As per the Draft Communiqué, a board of directors resolution regarding the principles of the significant transaction must be executed and approved by the general assembly. It is not permitted to fulfil this obligation with a general assembly resolution that authorizes the board of directors to execute such decision.

Procedures and Principals of the Right to Exit

The CMB was authorized to determine the procedures and principals of retirement right with the recent amendment of Capital Markets Law. The shares held by the shareholders as of the public disclosure date are subject to retirement right. Accordingly, the shareholders are not entitled to exit right for the shares they have purchased after the public disclosure date and if they have sold some of the shares that they have purchased after the public disclosure date, such shares will not affect the shares subject to right to exit.

Exercise Price of Right to Exit

Exercise price of exit right in publicly-held corporations is the highest of (i) the average of the weighted average prices in the stock exchange within the last six months, a year and five years before to public disclosure date, (ii) if a compulsory share purchase offer has been made within one year before public disclosure date, the offered price, or (iii) the price determined with the valuation report prepared for each share group. In order to determine the exercise price of retirement right for non-listed corporations, the Draft Communiqué stipulates a validation report based on the public disclosure date to be prepared.

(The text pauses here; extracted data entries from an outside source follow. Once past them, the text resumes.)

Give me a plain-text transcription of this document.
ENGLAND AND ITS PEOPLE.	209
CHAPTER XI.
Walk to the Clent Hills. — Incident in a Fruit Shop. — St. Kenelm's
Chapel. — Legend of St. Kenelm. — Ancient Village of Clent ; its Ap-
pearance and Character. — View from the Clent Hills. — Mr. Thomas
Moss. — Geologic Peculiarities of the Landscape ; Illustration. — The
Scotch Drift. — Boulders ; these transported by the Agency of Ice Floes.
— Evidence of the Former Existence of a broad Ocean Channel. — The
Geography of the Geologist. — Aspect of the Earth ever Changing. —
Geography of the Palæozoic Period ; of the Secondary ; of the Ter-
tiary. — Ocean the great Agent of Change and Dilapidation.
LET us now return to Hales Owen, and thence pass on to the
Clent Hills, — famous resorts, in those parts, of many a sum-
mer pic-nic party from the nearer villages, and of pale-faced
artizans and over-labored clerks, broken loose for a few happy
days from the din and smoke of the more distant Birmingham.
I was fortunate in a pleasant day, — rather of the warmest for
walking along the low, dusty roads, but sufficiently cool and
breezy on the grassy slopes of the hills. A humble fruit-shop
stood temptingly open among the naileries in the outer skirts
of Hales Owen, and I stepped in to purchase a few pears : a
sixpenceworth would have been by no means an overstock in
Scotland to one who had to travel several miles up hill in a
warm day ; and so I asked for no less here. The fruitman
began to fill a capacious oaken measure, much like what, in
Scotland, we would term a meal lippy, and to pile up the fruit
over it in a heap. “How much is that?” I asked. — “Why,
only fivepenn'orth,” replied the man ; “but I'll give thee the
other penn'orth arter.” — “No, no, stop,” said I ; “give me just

Take-over Bid Due to Use of Right to Exit

As per the Draft Communiqué, regarding corporations that are listed and traded in the stock exchange, prior to purchase of the shares subject to retirement right by the corporation, a take-over bid may be offered to other shareholders or investors with a board of directors resolution.

Cases Not Leading to Right to Exit

With the Draft Communiqué, transactions such as rescue mergers and sale of affiliate shares via public offering have been included to the cases not leading to retirement right. Cases that does not lead to retirement right consisted of transactions such as transactions by companies whose control belongs to a governmental authority, amendment of the status of the investment trusts, cessation of the status of such trusts and change in privileges in this regard.